Charles felt a small measure of relief. "When will you be back?"

She shook her head. "I don’t know. I am the Empress, but mine is not the only voice that must be heard." She paused, her face settling into grim lines. "I must tell you this, Charles. I won’t set my people against the Racth’zai until I am certain we will eradicate them. We have been studying their ships, and they are highly advanced. It will take time to gather what we need to oppose them."

Charles understood what she was saying, but that didn’t keep his stomach from knotting up into a cold, hard ball. "And until then?"

She looked at him sadly. "Until then, we must remain invisible or they will be waiting for us when we return. I promise you, Charles, we will return as soon as we can." Her image flickered, and she raised a hand. "Goodbye, my love."

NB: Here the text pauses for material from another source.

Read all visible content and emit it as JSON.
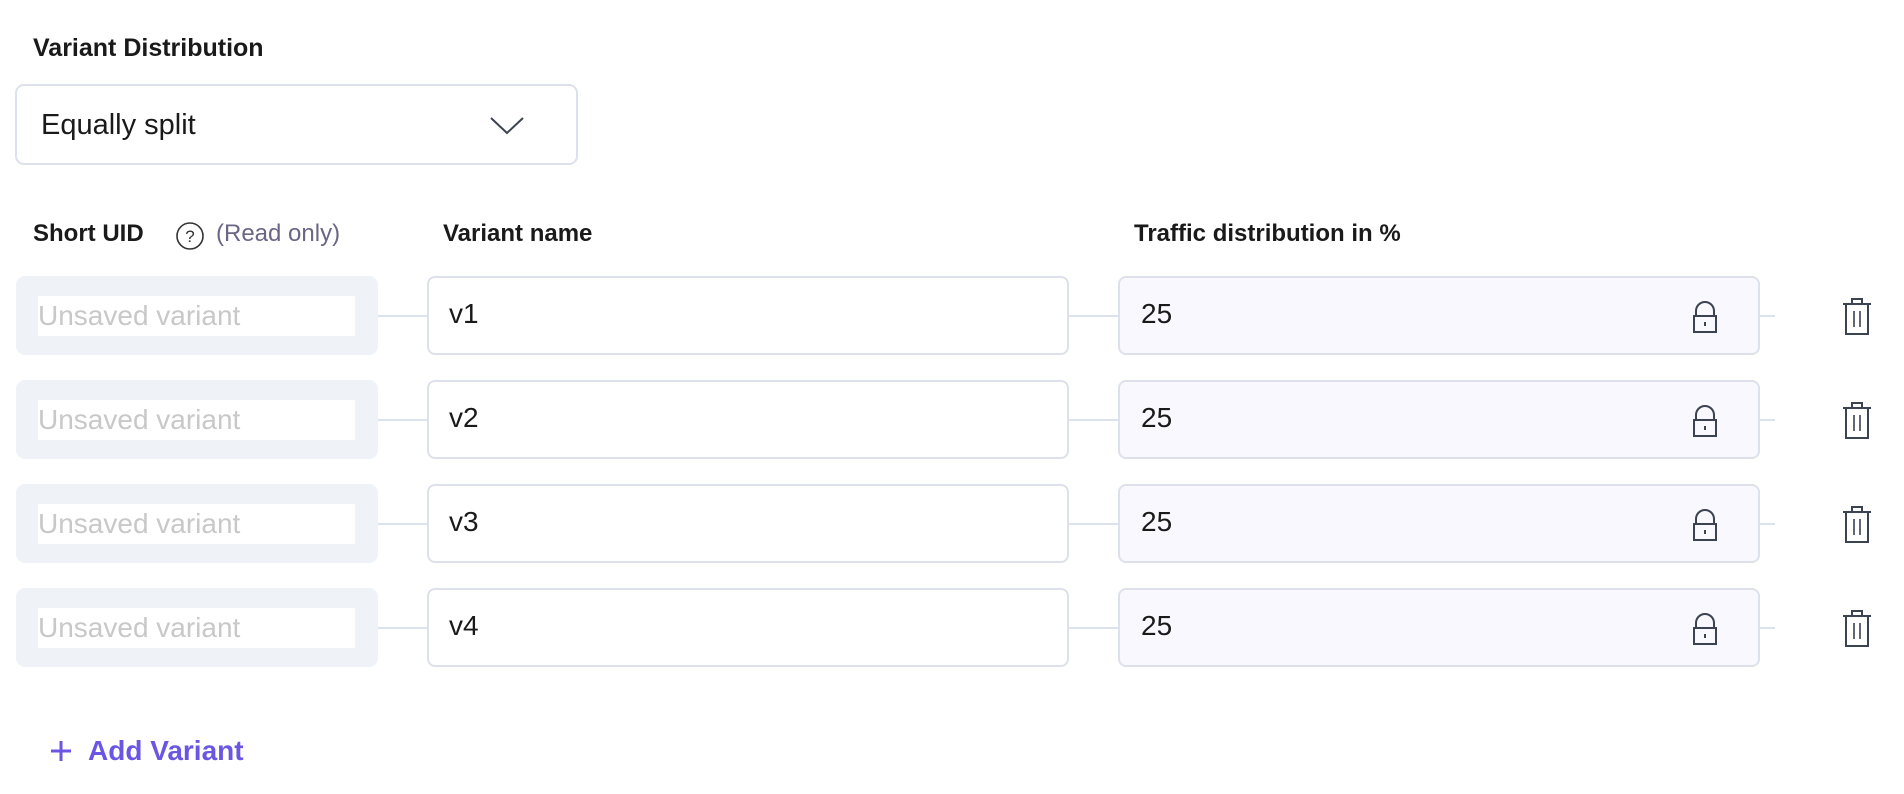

Lilandra dissolved into static and was gone. Charles stared at the place where she had been and fought the desire to feel betrayed. Lilandra was doing what was best for her people, for the untold billions that populated a hundred planets in a far distant portion of space. Sacrificing one planet to buy the time the Shi’ar Empire needed to defend itself was a sad but acceptable cost from that perspective. The only problem, in Charles’ view, was that it happened to be his planet.

Charles pressed his lips into a thin line. "Cerebro, open all comlinks." He was taking a slight risk by including their resident F.B.I. agent so precipitously, but the time for subtlety had just passed. It was time to make the Racth’zai threat public.